The President’s Budget — 212 pages long — included a wide range of proposals and Heritage experts shed light on a number of these in a Live Analysis yesterday. Here are five things you should know about the President’s budget:
- Higher Spending and No Balanced Budget—Ever. President Obama’s budget would increase spending by $250 billion above current spending projections in 2015 alone. Part of this increase would stem from a $55 billion increase in the 2015 discretionary budget above the bipartisan spending caps put in place in 2011. The remainder comes from higher mandatory spending, including on top-down transportation projects and education programs. Despite massive tax increases, higher user fees in a number of areas, and several spending cuts to healthcare programs, the President’s budget never balances.

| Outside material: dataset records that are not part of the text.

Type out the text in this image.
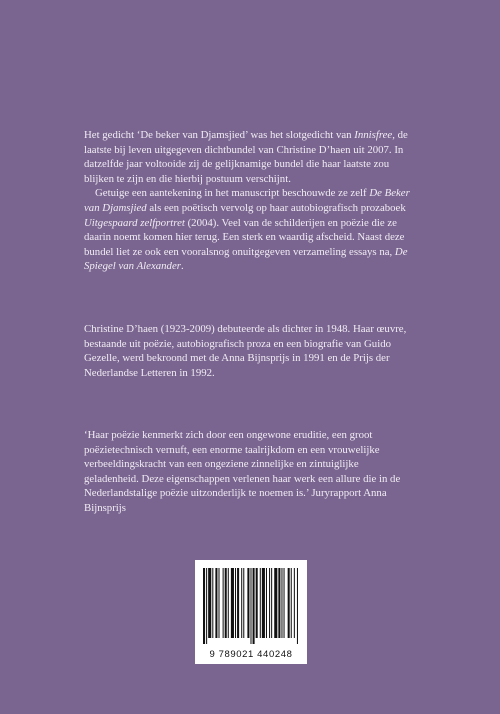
Het gedicht ‘De beker van Djamsjied’ was het slotgedicht van Innisfree, de laatste bij leven uitgegeven dichtbundel van Christine D’haen uit 2007. In datzelfde jaar voltooide zij de gelijknamige bundel die haar laatste zou blijken te zijn en die hierbij postuum verschijnt.

Getuige een aantekening in het manuscript beschouwde ze zelf De Beker van Djamsjied als een poëtisch vervolg op haar autobiografisch prozaboek Uitgespaard zelfportret (2004). Veel van de schilderijen en poëzie die ze daarin noemt komen hier terug. Een sterk en waardig afscheid. Naast deze bundel liet ze ook een vooralsnog onuitgegeven verzameling essays na, De Spiegel van Alexander.

Christine D’haen (1923-2009) debuteerde als dichter in 1948. Haar œuvre, bestaande uit poëzie, autobiografisch proza en een biografie van Guido Gezelle, werd bekroond met de Anna Bijnsprijs in 1991 en de Prijs der Nederlandse Letteren in 1992.

‘Haar poëzie kenmerkt zich door een ongewone eruditie, een groot poëzietechnisch vernuft, een enorme taalrijkdom en een vrouwelijke verbeeldingskracht van een ongeziene zinnelijke en zintuiglijke geladenheid. Deze eigenschappen verlenen haar werk een allure die in de Nederlandstalige poëzie uitzonderlijk te noemen is.’ Juryrapport Anna Bijnsprijs

9 789021 440248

- $1.2 Trillion in Higher Taxes. Obama’s tax increases would push the tax burden to nearly 20 percent of GDP, near the all-time high last reached in 2000. The biggest single tax hike is a cap on itemized deductions for high-earning families which would include municipal bond income, retirement savings, and health insurance. The President also targets low-income Americans with an additional tax on cigarettes of 94 cents a pack which would come on top of the existing $1.01 in tobacco taxes.
- Fails the Nation’s Defense. The defense budget suffers from many similar ailments as the domestic budget does. Personnel costs, in particular for healthcare and retirement entitlements, eat up about half of the defense budget and their share is growing. Just as spending on federal health care and retirement benefits is increasingly crowding out discretionary funding on defense and non-defense, entitlements in the defense budget are increasingly crowding out funding for modernization and weapons systems. Obama’s failure to make important structural reforms to the defense budget, including to inefficient acquisitions systems, is making the U.S. and its global allies less secure in the long run.
- Full of Budget Gimmicks. The President plays games with the economic projections in his budget. By assuming much higher levels of economic growth and lower levels of unemployment than the non-partisan Congressional Budget Office, the President’s budget pretends to pay for some of the new spending initiatives with inflated economic assumptions. The President also claims phony savings from reducing war spending that will either be spent regardless or was not going to be spent in the first place.
- Rolls Over for Special Interests. Good governance entails making difficult decisions to do what’s best for the country, even if doing so makes for bad politics at times. Instead of tackling the country’s important budget problems with entitlement reforms and substantive spending cuts, this budget rolls over for special interests and says “don’t worry about the future fiscal crisis we can see right around the corner, let’s keep this spending party going just a little bit longer.” Case in point is Obama’s stepping back from the chained CPI, a modest, bipartisan proposal to slow the growth in federal benefit programs like Social Security, while doubling down on a stimulus program that funds such local matters as a Kansas trolley car.